Le domande di Ariel sul suo futuro
Ariel con l’astronauta Paolo Nespoli

Le domande di Ariel
sul suo futuro

Tredici anni, milanese, Ariel Spini Bauer racconta il suo libro di interviste “Da grande farò”: «Ho chiesto a personaggi famosi di tornare alla loro infanzia e di spiegarmi le ragioni delle loro scelte»

Classe 2007, tredici anni tra qualche settimana, una grande passione per la scuola, la lettura, la scienza, la musica (ascolta De André, i Beatles e i Kiss): Ariel Spini Bauer, milanese, è giovanissima ma ha una vita pienissima.
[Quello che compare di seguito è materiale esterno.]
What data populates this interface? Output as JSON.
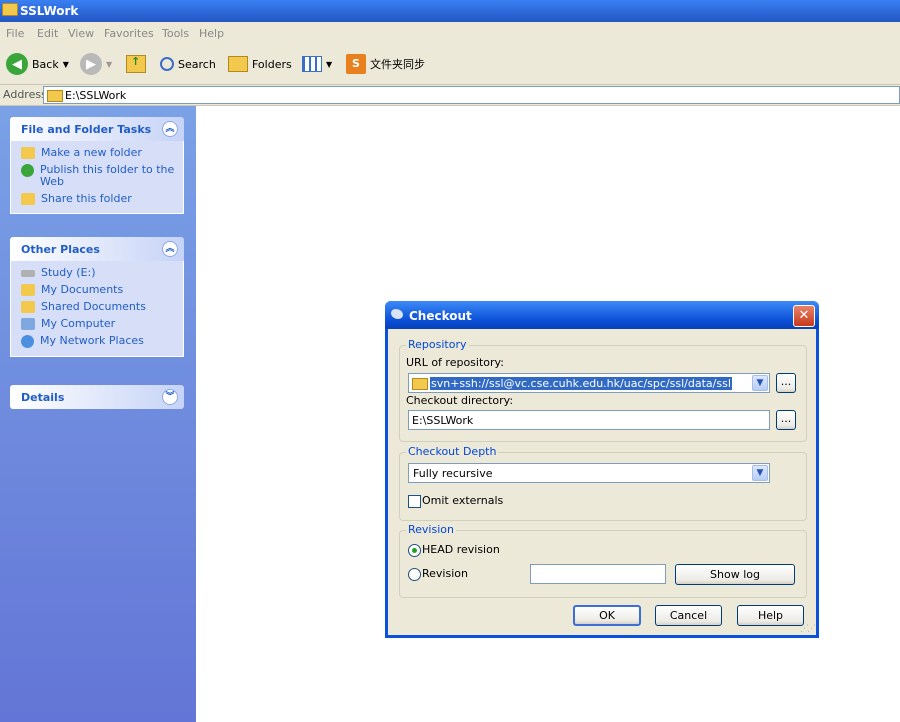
{
  "window": {
    "title": "SSLWork"
  },
  "menu": [
    "File",
    "Edit",
    "View",
    "Favorites",
    "Tools",
    "Help"
  ],
  "toolbar": {
    "back": "Back",
    "search": "Search",
    "folders": "Folders",
    "sync": "文件夹同步"
  },
  "address": {
    "label": "Address",
    "path": "E:\\SSLWork"
  },
  "sidebar": {
    "tasks": {
      "title": "File and Folder Tasks",
      "items": [
        "Make a new folder",
        "Publish this folder to the Web",
        "Share this folder"
      ]
    },
    "places": {
      "title": "Other Places",
      "items": [
        "Study (E:)",
        "My Documents",
        "Shared Documents",
        "My Computer",
        "My Network Places"
      ]
    },
    "details": {
      "title": "Details"
    }
  },
  "dialog": {
    "title": "Checkout",
    "repository": {
      "group": "Repository",
      "url_label": "URL of repository:",
      "url_value": "svn+ssh://ssl@vc.cse.cuhk.edu.hk/uac/spc/ssl/data/ssl",
      "dir_label": "Checkout directory:",
      "dir_value": "E:\\SSLWork",
      "browse": "..."
    },
    "depth": {
      "group": "Checkout Depth",
      "value": "Fully recursive",
      "omit_externals": "Omit externals",
      "omit_checked": false
    },
    "revision": {
      "group": "Revision",
      "head": "HEAD revision",
      "revision": "Revision",
      "revision_value": "",
      "show_log": "Show log",
      "selected": "head"
    },
    "buttons": {
      "ok": "OK",
      "cancel": "Cancel",
      "help": "Help"
    }
  },
  "colors": {
    "xp_blue": "#0a52d9",
    "sidebar_link": "#215dc6",
    "group_label": "#0046d5",
    "selection": "#316ac5"
  }
}
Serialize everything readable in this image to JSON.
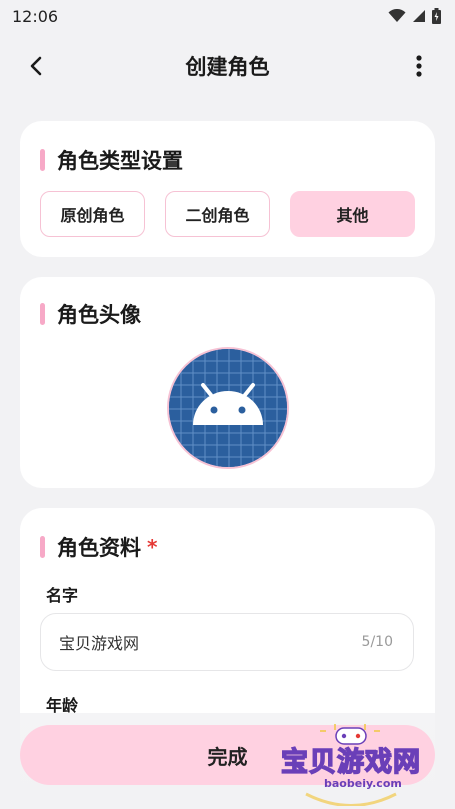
{
  "status_bar": {
    "time": "12:06"
  },
  "app_bar": {
    "title": "创建角色"
  },
  "type_section": {
    "title": "角色类型设置",
    "options": [
      {
        "label": "原创角色",
        "selected": false
      },
      {
        "label": "二创角色",
        "selected": false
      },
      {
        "label": "其他",
        "selected": true
      }
    ]
  },
  "avatar_section": {
    "title": "角色头像"
  },
  "profile_section": {
    "title": "角色资料",
    "required_mark": "*",
    "name_label": "名字",
    "name_value": "宝贝游戏网",
    "name_count": "5/10",
    "age_label": "年龄"
  },
  "footer": {
    "done_label": "完成"
  },
  "watermark": {
    "text": "宝贝游戏网",
    "url": "baobeiy.com"
  },
  "colors": {
    "accent_pink": "#ffd1e1",
    "bar_pink": "#f7a9c7",
    "avatar_blue": "#2b5f9e"
  }
}
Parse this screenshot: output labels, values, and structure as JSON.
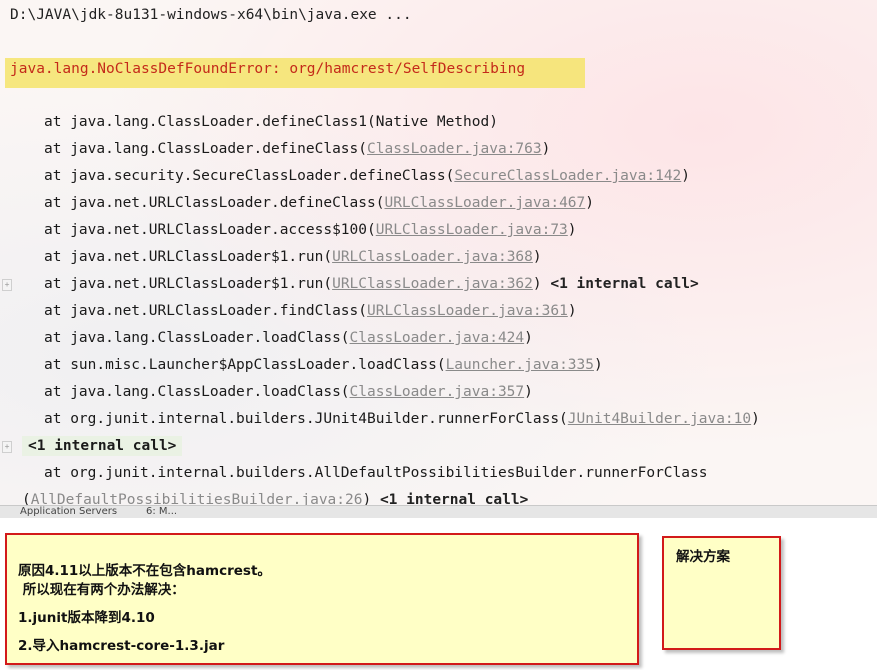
{
  "console": {
    "exe_path": "D:\\JAVA\\jdk-8u131-windows-x64\\bin\\java.exe ...",
    "error": "java.lang.NoClassDefFoundError: org/hamcrest/SelfDescribing",
    "frames": [
      {
        "prefix": "at java.lang.ClassLoader.defineClass1(Native Method)",
        "link": "",
        "suffix": "",
        "internal": ""
      },
      {
        "prefix": "at java.lang.ClassLoader.defineClass(",
        "link": "ClassLoader.java:763",
        "suffix": ")",
        "internal": ""
      },
      {
        "prefix": "at java.security.SecureClassLoader.defineClass(",
        "link": "SecureClassLoader.java:142",
        "suffix": ")",
        "internal": ""
      },
      {
        "prefix": "at java.net.URLClassLoader.defineClass(",
        "link": "URLClassLoader.java:467",
        "suffix": ")",
        "internal": ""
      },
      {
        "prefix": "at java.net.URLClassLoader.access$100(",
        "link": "URLClassLoader.java:73",
        "suffix": ")",
        "internal": ""
      },
      {
        "prefix": "at java.net.URLClassLoader$1.run(",
        "link": "URLClassLoader.java:368",
        "suffix": ")",
        "internal": ""
      },
      {
        "prefix": "at java.net.URLClassLoader$1.run(",
        "link": "URLClassLoader.java:362",
        "suffix": ") ",
        "internal": "<1 internal call>"
      },
      {
        "prefix": "at java.net.URLClassLoader.findClass(",
        "link": "URLClassLoader.java:361",
        "suffix": ")",
        "internal": ""
      },
      {
        "prefix": "at java.lang.ClassLoader.loadClass(",
        "link": "ClassLoader.java:424",
        "suffix": ")",
        "internal": ""
      },
      {
        "prefix": "at sun.misc.Launcher$AppClassLoader.loadClass(",
        "link": "Launcher.java:335",
        "suffix": ")",
        "internal": ""
      },
      {
        "prefix": "at java.lang.ClassLoader.loadClass(",
        "link": "ClassLoader.java:357",
        "suffix": ")",
        "internal": ""
      },
      {
        "prefix": "at org.junit.internal.builders.JUnit4Builder.runnerForClass(",
        "link": "JUnit4Builder.java:10",
        "suffix": ")",
        "internal": ""
      }
    ],
    "internal_call_row": "<1 internal call>",
    "frame_last": "at org.junit.internal.builders.AllDefaultPossibilitiesBuilder.runnerForClass",
    "cut_row": {
      "prefix": "(",
      "link": "AllDefaultPossibilitiesBuilder.java:26",
      "suffix": ") ",
      "internal": "<1 internal call>"
    }
  },
  "bottom_strip": {
    "left_label": "Application Servers",
    "right_label": "6: M..."
  },
  "note_main": {
    "line1": "原因4.11以上版本不在包含hamcrest。",
    "line2": " 所以现在有两个办法解决：",
    "line3": "1.junit版本降到4.10",
    "line4": "2.导入hamcrest-core-1.3.jar"
  },
  "note_side": {
    "title": "解决方案"
  }
}
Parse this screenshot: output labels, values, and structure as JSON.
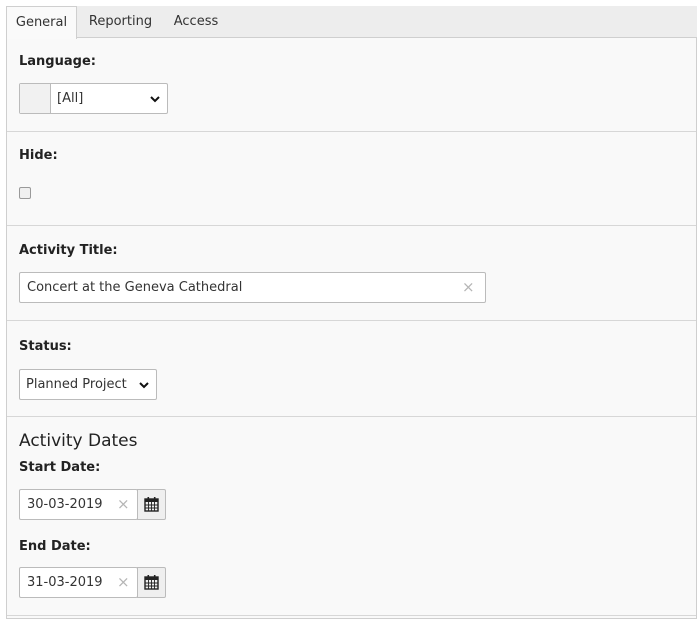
{
  "tabs": [
    {
      "label": "General",
      "active": true
    },
    {
      "label": "Reporting",
      "active": false
    },
    {
      "label": "Access",
      "active": false
    }
  ],
  "language": {
    "label": "Language:",
    "value": "[All]"
  },
  "hide": {
    "label": "Hide:",
    "checked": false
  },
  "activity_title": {
    "label": "Activity Title:",
    "value": "Concert at the Geneva Cathedral",
    "clear_glyph": "×"
  },
  "status": {
    "label": "Status:",
    "value": "Planned Project"
  },
  "activity_dates": {
    "heading": "Activity Dates",
    "start": {
      "label": "Start Date:",
      "value": "30-03-2019",
      "clear_glyph": "×",
      "icon": "calendar-icon"
    },
    "end": {
      "label": "End Date:",
      "value": "31-03-2019",
      "clear_glyph": "×",
      "icon": "calendar-icon"
    }
  }
}
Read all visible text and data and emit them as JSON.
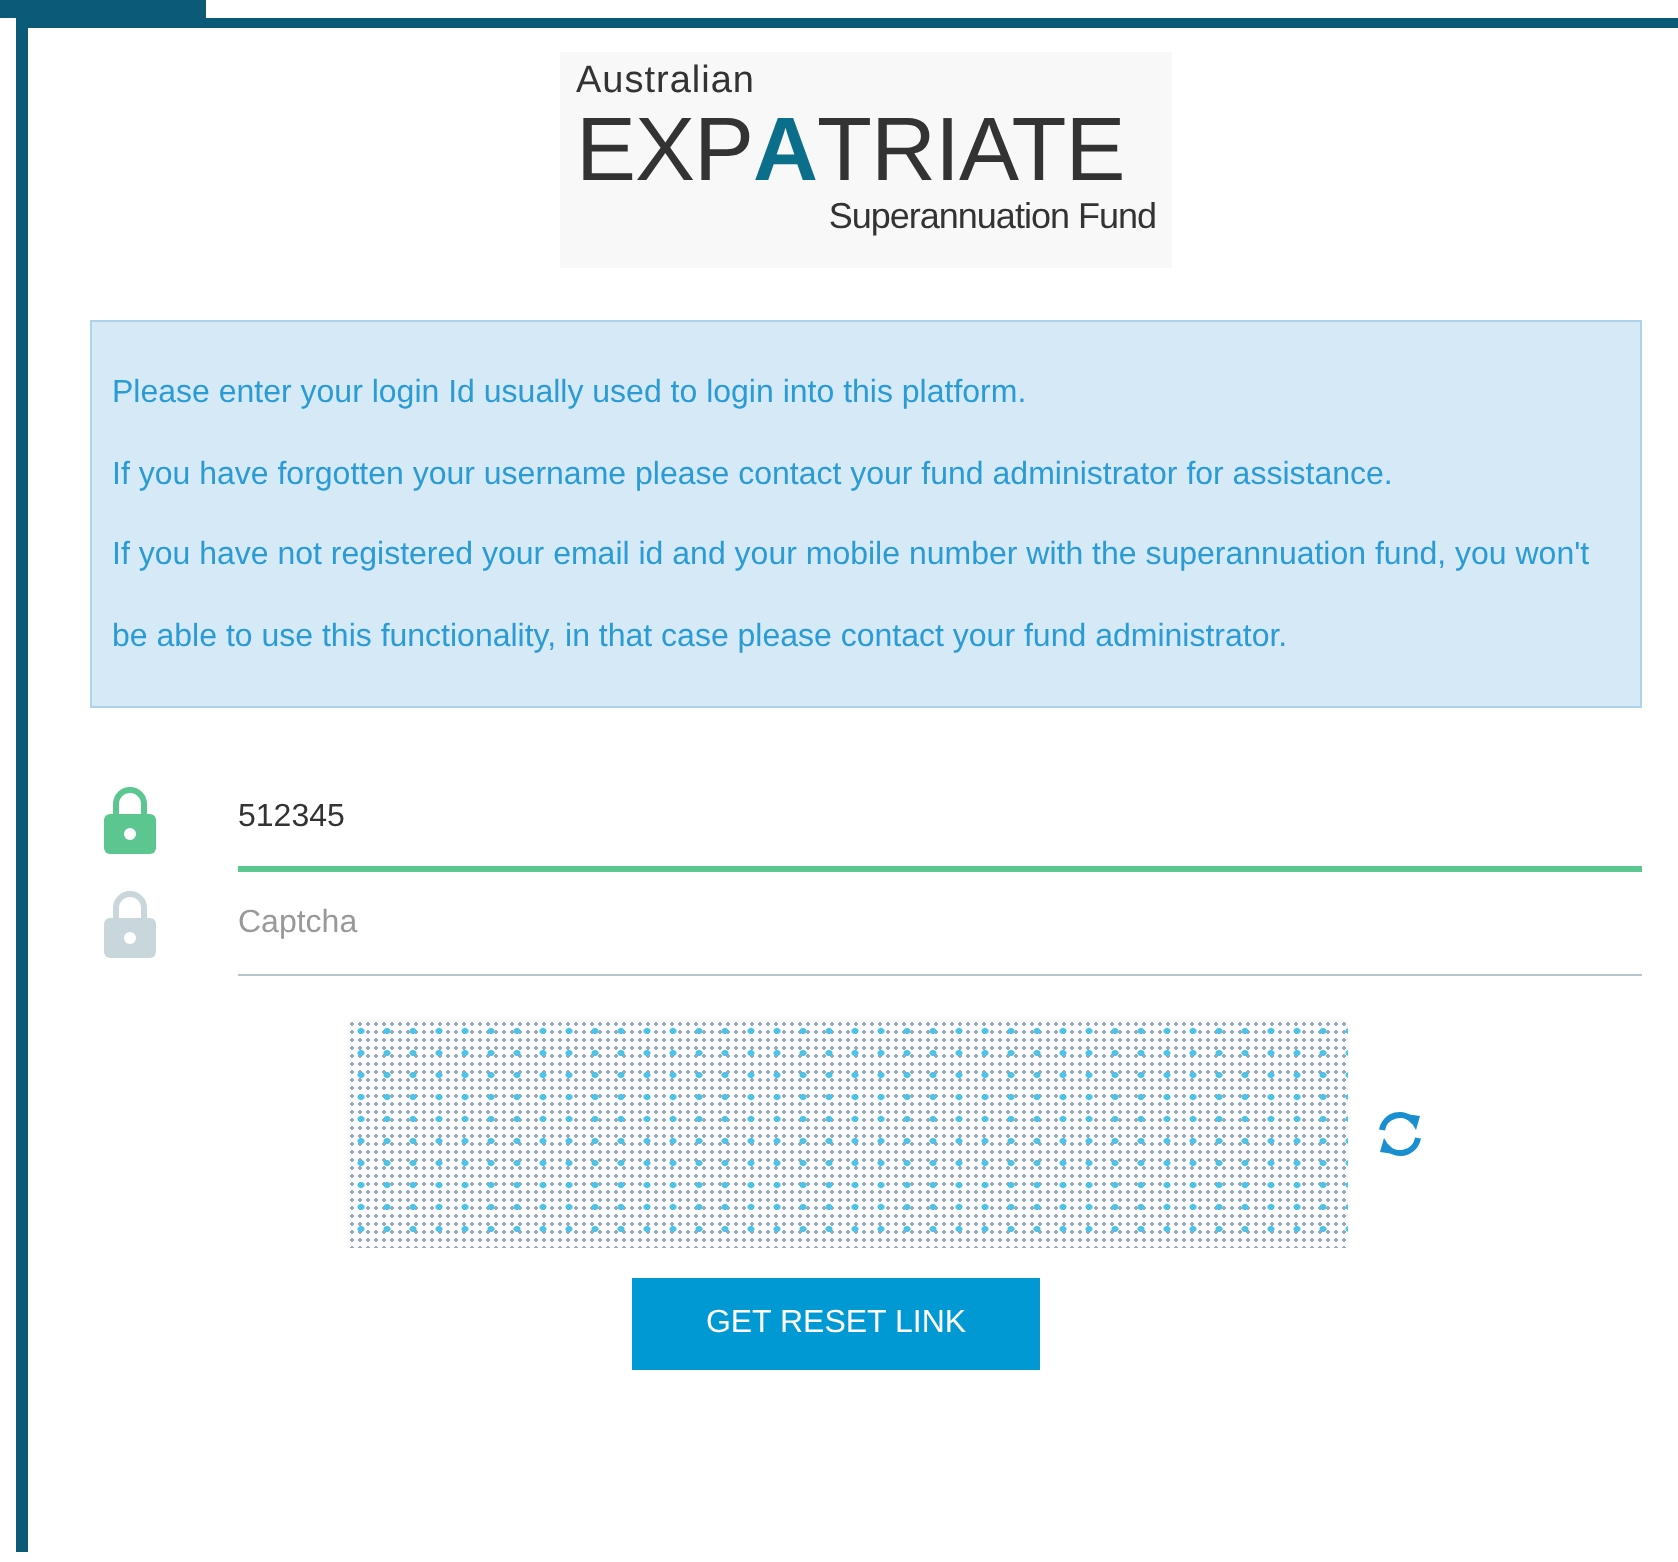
{
  "logo": {
    "top": "Australian",
    "main": "EXPATRIATE",
    "bottom": "Superannuation Fund"
  },
  "info": [
    "Please enter your login Id usually used to login into this platform.",
    "If you have forgotten your username please contact your fund administrator for assistance.",
    "If you have not registered your email id and your mobile number with the superannuation fund, you won't be able to use this functionality, in that case please contact your fund administrator."
  ],
  "fields": [
    {
      "value": "512345",
      "focused": true
    },
    {
      "placeholder": "Captcha",
      "focused": false
    }
  ],
  "button": "GET RESET LINK"
}
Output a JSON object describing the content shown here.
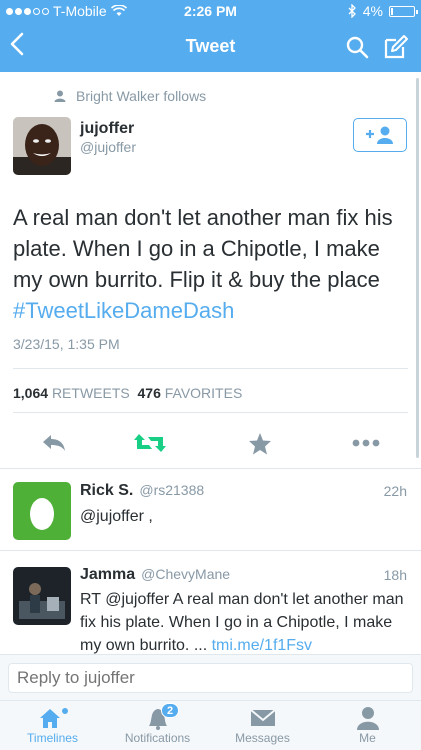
{
  "status": {
    "carrier": "T-Mobile",
    "time": "2:26 PM",
    "battery": "4%",
    "battery_level": 0.04
  },
  "nav": {
    "title": "Tweet"
  },
  "tweet": {
    "follows": "Bright Walker follows",
    "name": "jujoffer",
    "handle": "@jujoffer",
    "text": "A real man don't let another man fix his plate. When I go in a Chipotle, I make my own burrito. Flip it & buy the place ",
    "hashtag": "#TweetLikeDameDash",
    "timestamp": "3/23/15, 1:35 PM",
    "retweets_count": "1,064",
    "retweets_label": "RETWEETS",
    "favorites_count": "476",
    "favorites_label": "FAVORITES"
  },
  "replies": [
    {
      "name": "Rick S.",
      "handle": "@rs21388",
      "time": "22h",
      "text": "@jujoffer ,"
    },
    {
      "name": "Jamma",
      "handle": "@ChevyMane",
      "time": "18h",
      "text": "RT @jujoffer A real man don't let another man fix his plate. When I go in a Chipotle, I make my own burrito. ... ",
      "link": "tmi.me/1f1Fsv"
    }
  ],
  "reply_box": {
    "placeholder": "Reply to jujoffer"
  },
  "tabs": [
    {
      "label": "Timelines"
    },
    {
      "label": "Notifications",
      "badge": "2"
    },
    {
      "label": "Messages"
    },
    {
      "label": "Me"
    }
  ],
  "colors": {
    "accent": "#55acee",
    "retweet": "#19cf86",
    "muted": "#8899a6"
  }
}
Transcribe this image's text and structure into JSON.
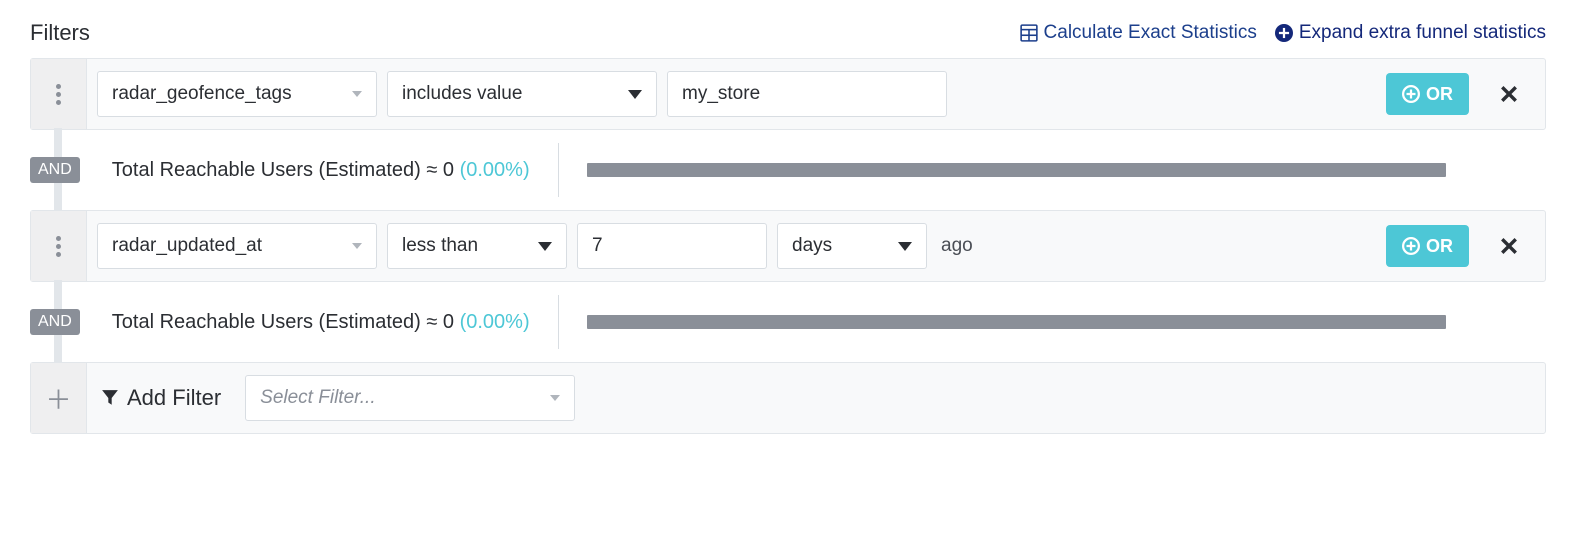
{
  "header": {
    "title": "Filters",
    "calc_link": "Calculate Exact Statistics",
    "expand_link": "Expand extra funnel statistics"
  },
  "filters": [
    {
      "field": "radar_geofence_tags",
      "operator": "includes value",
      "value": "my_store",
      "or_label": "OR"
    },
    {
      "field": "radar_updated_at",
      "operator": "less than",
      "value": "7",
      "unit": "days",
      "suffix": "ago",
      "or_label": "OR"
    }
  ],
  "stats": [
    {
      "and_label": "AND",
      "text": "Total Reachable Users (Estimated) ≈ 0",
      "pct": "(0.00%)"
    },
    {
      "and_label": "AND",
      "text": "Total Reachable Users (Estimated) ≈ 0",
      "pct": "(0.00%)"
    }
  ],
  "add_row": {
    "label": "Add Filter",
    "placeholder": "Select Filter..."
  }
}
Ha scritto il suo primo racconto durante l’estate precedente all’inizio della scuola primaria, compone poesie durante l’intervallo tra le lezioni e ha già un libro all’attivo, per il quale nel dicembre 2019 il Cnr (Consiglio nazionale delle ricerche) le ha attribuito il Premio per la divulgazione scientifica “Giancarlo Dosi”.

Ariel Spini Bauer

Ariel Spini Bauer

“Da grande farò” (Editoriale Scienza) è nato dal pensiero costante che accompagnava Ariel da tempo: quale sarebbe stato il suo lavoro? «L’idea nata quando avevo nove anni, perché già allora mi chiedevo cosa fare da grande e volevo un’idea originale, ma ogni volta che pensavo di aver trovato la soluzione scoprivo dai miei genitori che quella certa figura esisteva già. Durante una cena in famiglia ci è venuta in mente l’ipotesi del libro, contenente le interviste a personaggi famosi sulla loro infanzia e sulla scelta di fare quello che hanno fatto nella vita. Ci siamo dunque mossi scegliendo la casa editrice, pensando ai personaggi e poi organizzando le interviste. Mi sono preparata sulle domande, anche se molti spunti sono nati proprio dal dialogo con le persone».

Un lavoro molto accurato, quello di Ariel, che ha voluto anche scrivere le sensazioni che ciascun incontro ha suscitato in lei e che non ha trovato particolari difficoltà nel portarlo a termine: «Per ciascuna intervista ho scritto un’introduzione in cui raccontavo le mie emozioni prima durante e dopo l’incontro; sono state tutte molto positive, nonostante un po’ di comprensibile ansia, superata anche grazie alla disponibilità di tutti i personaggi».

Gli intervistati sono molti grandi del nostro Paese: Amalia Ercoli Finzi, prima donna a laurearsi in Italia in ingegneria aeronautica; Ausilio Priuli, archeologo; Fabiola Gianotti, direttrice del Cern di Ginevra; Elisabetta Dejana, biologa; Paolo Nespoli, astronauta con all’attivo tre missioni nello Spazio; Piero Angela, giornalista e divulgatore che ha portato la scienza nelle nostre case; Paolo Giordano, autore del best seller “La solitudine dei numeri primi”, che dalla fisica è passato alla letteratura; Barbara Mazzolai, esperta di robotica vegetale; Valter Longo, biologo della longevità; Marica Branchesi, astrofisica.

Scrivere il libro non ha del tutto chiarito le idee alla sua giovane autrice, ma le ha insegnato molto: «Ho ricavato messaggi fondamentali – che spero anche i lettori possano recepire - per capire il mio lavoro ideale, come ad esempio seguire sempre la propria passione e i propri sogni – pure restando un minimo realisti, e non seguire il gruppo ma andare anche controcorrente».

Negli scorsi mesi Ariel è stata impegnata con alcune presentazioni - «in occasione della prima ero molto agitata, poi man mano mi sono sciolta», dice - e lo scorso ottobre è stata speaker nella conferenza “Superscienziate? Donne scienziate tra storytelling e realtà” a Bergamo Scienza, davanti a un pubblico di seicento spettatori.

Ora, prima di intraprendere nuovi progetti, come un canale YouTube in proporre altre interviste e uscire da ambito scientifico , si concentra sulla lezioni alla Scuola Secondaria di Primo Grado Carlo Porta di Milano: «penso che la seconda media sia la classe più difficile e sto anche pensando a quale scuola superiore scegliere; da sempre sono appassionata di matematica e scienze e anche mentre scrivevo il libro ero certa di volermi iscrivere ad un liceo scientifico, ma ho scoperto che anche tutte le altre materie che sto studiando mi piacciono quanto le scienze. Dopo gli Open Day di quest’anno ho capito che, al di là dell’indirizzo, un liceo – classico o scientifico, magari con qualche sperimentazione - potrà darmi una formazione più completa. Intanto studio».